A report from the Business, Innovation and Skills Committee says the property tax is no longer fit for purpose, and calls for a “wholesale review”.
The committee’s views echo those of several leading business figures as former Tesco boss Sir Terry Leahy described it as an “ancient tax” that “has not worked for years”.
Business rates are charged to retailers based on the value of their shop or other commercial property.
In its report, the Business Committee said there should be an examination of whether retail taxes should instead be based on the value of sales.
This could mean lower rates for smaller High Street shops.
It also suggests a separate system of business taxation for the retail sector.
“Among the many challenges they face, business rates are the single biggest threat to the survival of retail businesses on the High Street,” said committee chairman Adrian Bailey.

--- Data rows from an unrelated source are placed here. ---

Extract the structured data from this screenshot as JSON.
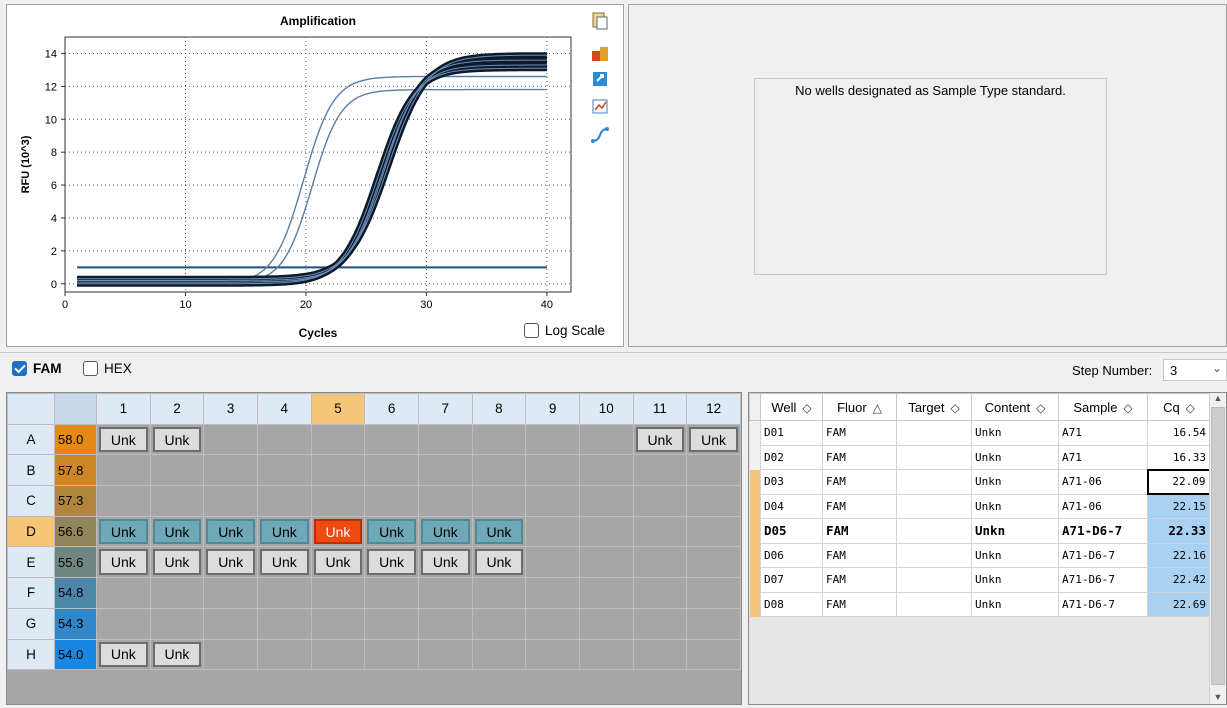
{
  "chart_data": {
    "type": "line",
    "title": "Amplification",
    "xlabel": "Cycles",
    "ylabel": "RFU (10^3)",
    "xlim": [
      0,
      42
    ],
    "ylim": [
      -0.5,
      15
    ],
    "xticks": [
      0,
      10,
      20,
      30,
      40
    ],
    "yticks": [
      0,
      2,
      4,
      6,
      8,
      10,
      12,
      14
    ],
    "threshold": 1.0,
    "grid": "dotted",
    "series": [
      {
        "values_fn": "sigmoid",
        "midpoint": 19.8,
        "slope": 1.25,
        "plateau": 12.6,
        "base": 0.0,
        "highlight": false
      },
      {
        "values_fn": "sigmoid",
        "midpoint": 20.5,
        "slope": 1.2,
        "plateau": 11.8,
        "base": 0.0,
        "highlight": false
      },
      {
        "values_fn": "sigmoid",
        "midpoint": 26.0,
        "slope": 1.5,
        "plateau": 13.1,
        "base": 0.0,
        "highlight": true
      },
      {
        "values_fn": "sigmoid",
        "midpoint": 26.3,
        "slope": 1.5,
        "plateau": 13.3,
        "base": 0.1,
        "highlight": true
      },
      {
        "values_fn": "sigmoid",
        "midpoint": 26.5,
        "slope": 1.5,
        "plateau": 13.6,
        "base": 0.2,
        "highlight": true
      },
      {
        "values_fn": "sigmoid",
        "midpoint": 26.8,
        "slope": 1.6,
        "plateau": 13.9,
        "base": 0.3,
        "highlight": true
      }
    ],
    "x_range": [
      1,
      40
    ]
  },
  "log_scale_label": "Log Scale",
  "std_message": "No wells designated as Sample Type standard.",
  "fluors": [
    {
      "label": "FAM",
      "checked": true
    },
    {
      "label": "HEX",
      "checked": false
    }
  ],
  "step_label": "Step Number:",
  "step_value": "3",
  "plate": {
    "columns": [
      "1",
      "2",
      "3",
      "4",
      "5",
      "6",
      "7",
      "8",
      "9",
      "10",
      "11",
      "12"
    ],
    "selected_column": "5",
    "rows": [
      {
        "label": "A",
        "temp": "58.0",
        "temp_color": "#e38a14",
        "wells": [
          "Unk",
          "Unk",
          "",
          "",
          "",
          "",
          "",
          "",
          "",
          "",
          "Unk",
          "Unk"
        ],
        "states": [
          "n",
          "n",
          "",
          "",
          "",
          "",
          "",
          "",
          "",
          "",
          "n",
          "n"
        ]
      },
      {
        "label": "B",
        "temp": "57.8",
        "temp_color": "#cd8525",
        "wells": [
          "",
          "",
          "",
          "",
          "",
          "",
          "",
          "",
          "",
          "",
          "",
          ""
        ],
        "states": [
          "",
          "",
          "",
          "",
          "",
          "",
          "",
          "",
          "",
          "",
          "",
          ""
        ]
      },
      {
        "label": "C",
        "temp": "57.3",
        "temp_color": "#b3853c",
        "wells": [
          "",
          "",
          "",
          "",
          "",
          "",
          "",
          "",
          "",
          "",
          "",
          ""
        ],
        "states": [
          "",
          "",
          "",
          "",
          "",
          "",
          "",
          "",
          "",
          "",
          "",
          ""
        ]
      },
      {
        "label": "D",
        "temp": "56.6",
        "temp_color": "#93855a",
        "wells": [
          "Unk",
          "Unk",
          "Unk",
          "Unk",
          "Unk",
          "Unk",
          "Unk",
          "Unk",
          "",
          "",
          "",
          ""
        ],
        "states": [
          "s",
          "s",
          "s",
          "s",
          "a",
          "s",
          "s",
          "s",
          "",
          "",
          "",
          ""
        ],
        "selected": true
      },
      {
        "label": "E",
        "temp": "55.6",
        "temp_color": "#6f8580",
        "wells": [
          "Unk",
          "Unk",
          "Unk",
          "Unk",
          "Unk",
          "Unk",
          "Unk",
          "Unk",
          "",
          "",
          "",
          ""
        ],
        "states": [
          "n",
          "n",
          "n",
          "n",
          "n",
          "n",
          "n",
          "n",
          "",
          "",
          "",
          ""
        ]
      },
      {
        "label": "F",
        "temp": "54.8",
        "temp_color": "#4e86a9",
        "wells": [
          "",
          "",
          "",
          "",
          "",
          "",
          "",
          "",
          "",
          "",
          "",
          ""
        ],
        "states": [
          "",
          "",
          "",
          "",
          "",
          "",
          "",
          "",
          "",
          "",
          "",
          ""
        ]
      },
      {
        "label": "G",
        "temp": "54.3",
        "temp_color": "#3087c9",
        "wells": [
          "",
          "",
          "",
          "",
          "",
          "",
          "",
          "",
          "",
          "",
          "",
          ""
        ],
        "states": [
          "",
          "",
          "",
          "",
          "",
          "",
          "",
          "",
          "",
          "",
          "",
          ""
        ]
      },
      {
        "label": "H",
        "temp": "54.0",
        "temp_color": "#1a88e0",
        "wells": [
          "Unk",
          "Unk",
          "",
          "",
          "",
          "",
          "",
          "",
          "",
          "",
          "",
          ""
        ],
        "states": [
          "n",
          "n",
          "",
          "",
          "",
          "",
          "",
          "",
          "",
          "",
          "",
          ""
        ]
      }
    ]
  },
  "table": {
    "headers": [
      "Well",
      "Fluor",
      "Target",
      "Content",
      "Sample",
      "Cq"
    ],
    "sort_icons": [
      "◇",
      "△",
      "◇",
      "◇",
      "◇",
      "◇"
    ],
    "rows": [
      {
        "well": "D01",
        "fluor": "FAM",
        "target": "",
        "content": "Unkn",
        "sample": "A71",
        "cq": "16.54",
        "state": ""
      },
      {
        "well": "D02",
        "fluor": "FAM",
        "target": "",
        "content": "Unkn",
        "sample": "A71",
        "cq": "16.33",
        "state": ""
      },
      {
        "well": "D03",
        "fluor": "FAM",
        "target": "",
        "content": "Unkn",
        "sample": "A71-06",
        "cq": "22.09",
        "state": "hl boxed"
      },
      {
        "well": "D04",
        "fluor": "FAM",
        "target": "",
        "content": "Unkn",
        "sample": "A71-06",
        "cq": "22.15",
        "state": "hl cq"
      },
      {
        "well": "D05",
        "fluor": "FAM",
        "target": "",
        "content": "Unkn",
        "sample": "A71-D6-7",
        "cq": "22.33",
        "state": "hl cq bold"
      },
      {
        "well": "D06",
        "fluor": "FAM",
        "target": "",
        "content": "Unkn",
        "sample": "A71-D6-7",
        "cq": "22.16",
        "state": "hl cq"
      },
      {
        "well": "D07",
        "fluor": "FAM",
        "target": "",
        "content": "Unkn",
        "sample": "A71-D6-7",
        "cq": "22.42",
        "state": "hl cq"
      },
      {
        "well": "D08",
        "fluor": "FAM",
        "target": "",
        "content": "Unkn",
        "sample": "A71-D6-7",
        "cq": "22.69",
        "state": "hl cq"
      }
    ]
  }
}
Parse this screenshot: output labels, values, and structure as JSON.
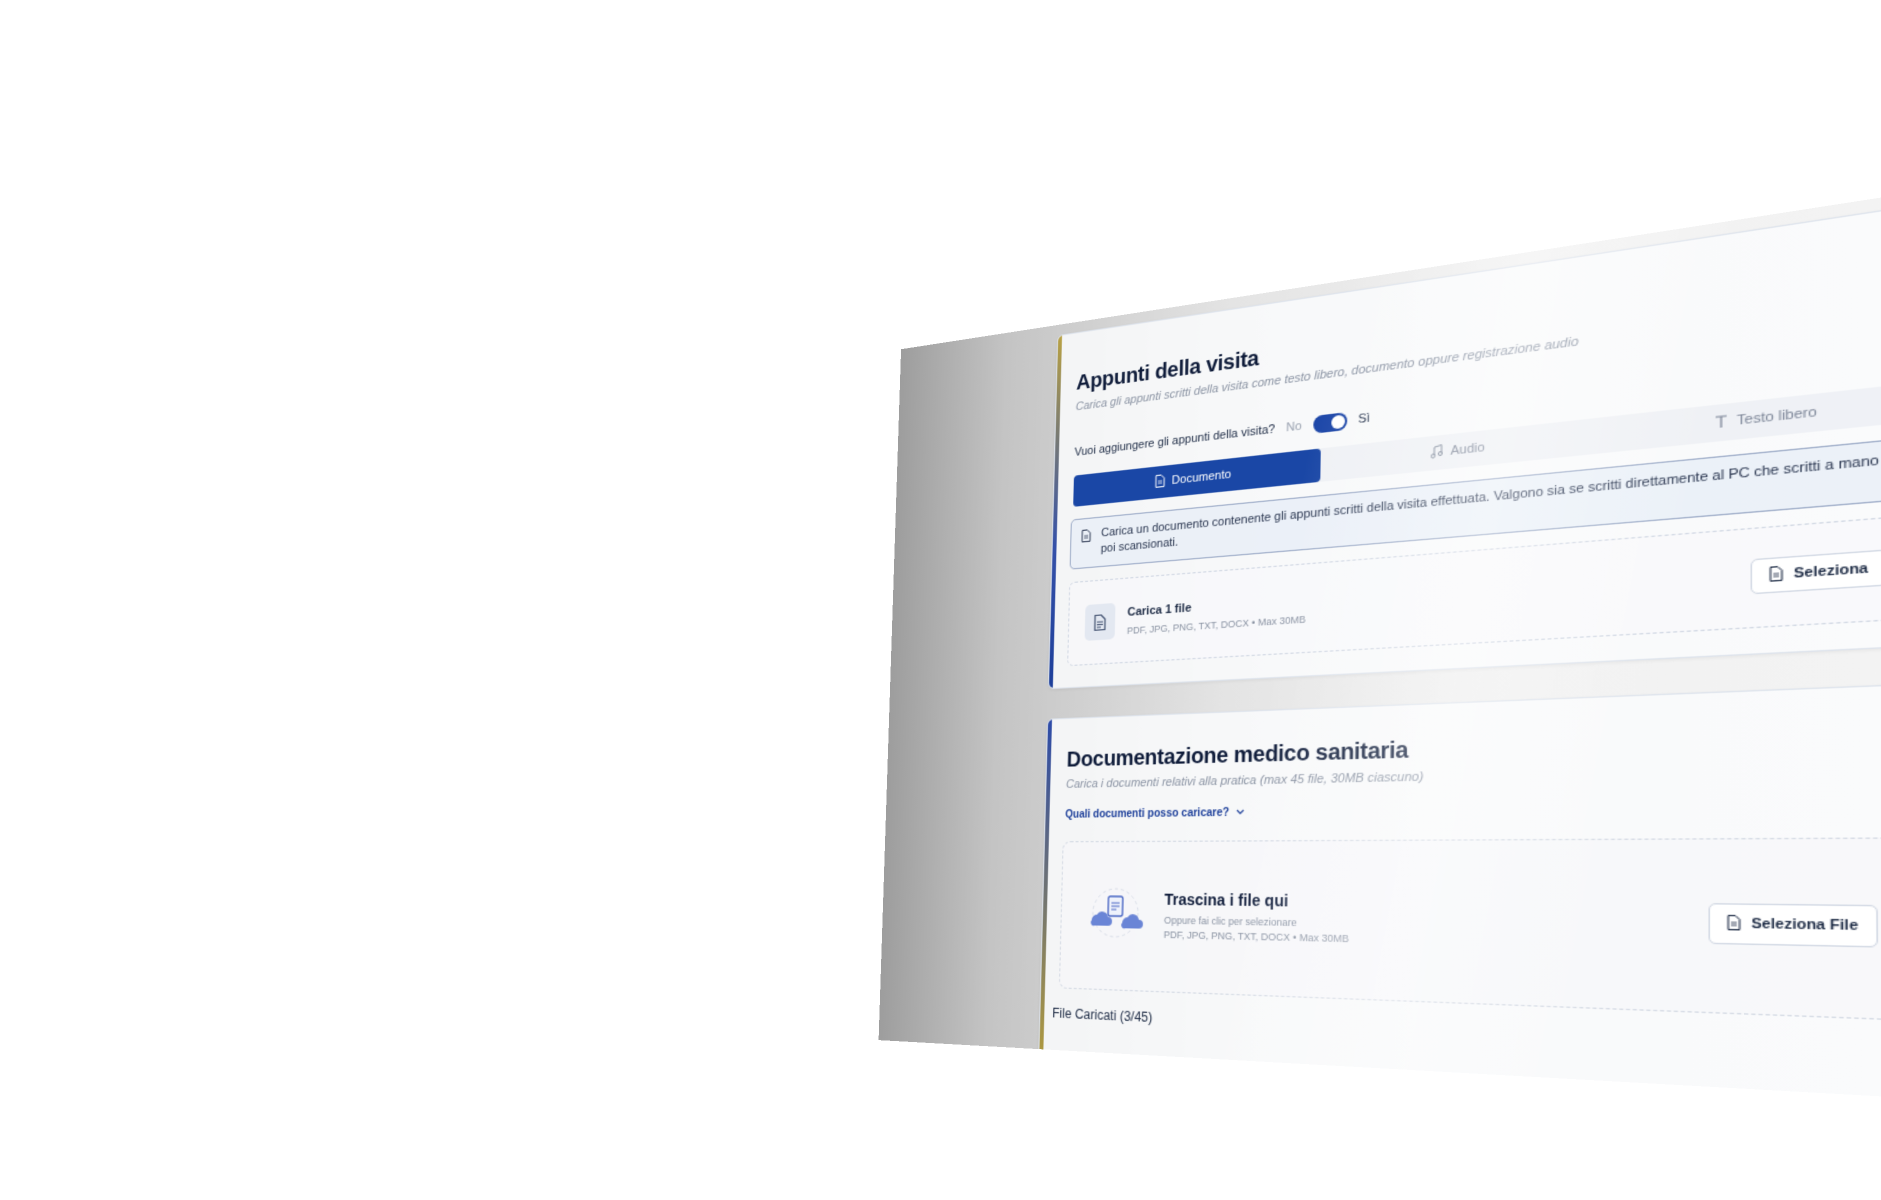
{
  "visit_notes": {
    "title": "Appunti della visita",
    "subtitle": "Carica gli appunti scritti della visita come testo libero, documento oppure registrazione audio",
    "toggle_question": "Vuoi aggiungere gli appunti della visita?",
    "toggle_no": "No",
    "toggle_yes": "Sì",
    "toggle_state": "on",
    "tabs": [
      {
        "label": "Documento",
        "icon": "document-icon",
        "active": true
      },
      {
        "label": "Audio",
        "icon": "music-note-icon",
        "active": false
      },
      {
        "label": "Testo libero",
        "icon": "text-icon",
        "active": false
      }
    ],
    "info_text": "Carica un documento contenente gli appunti scritti della visita effettuata. Valgono sia se scritti direttamente al PC che scritti a mano e poi scansionati.",
    "upload_label": "Carica 1 file",
    "upload_formats": "PDF, JPG, PNG, TXT, DOCX • Max 30MB",
    "select_button": "Seleziona"
  },
  "medical_docs": {
    "title": "Documentazione medico sanitaria",
    "subtitle": "Carica i documenti relativi alla pratica (max 45 file, 30MB ciascuno)",
    "help_link": "Quali documenti posso caricare?",
    "drop_title": "Trascina i file qui",
    "drop_sub": "Oppure fai clic per selezionare",
    "drop_formats": "PDF, JPG, PNG, TXT, DOCX • Max 30MB",
    "select_files_button": "Seleziona File",
    "files_uploaded": "File Caricati (3/45)"
  },
  "colors": {
    "primary": "#1a47a6",
    "accent_gold": "#b8a144",
    "text_dark": "#0f1c3a"
  }
}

“Since the system was created the retail environment has changed beyond all recognition. A system of business taxation based on physical property is simply no longer appropriate in an increasingly online retail world.”
The British Retail Consortium, which represents UK retailers, welcomed the report.
“This report must be the final nail in the coffin of the question: Do business rates need to be reformed?” said director general Helen Dickinson.
“They do. Business thinks so. A committee of Parliament thinks so. We very much hope the government will think so too.”
But Adam Marshall, director of policy at the British Chambers of Commerce, pointed out that business rates affect all types of businesses, not just retail, and reform across all sectors was needed.
“We need thriving High Streets, but business rates are also the reason many manufacturers and services companies put off investment and hiring decision because their rates bills are just too high,” he said.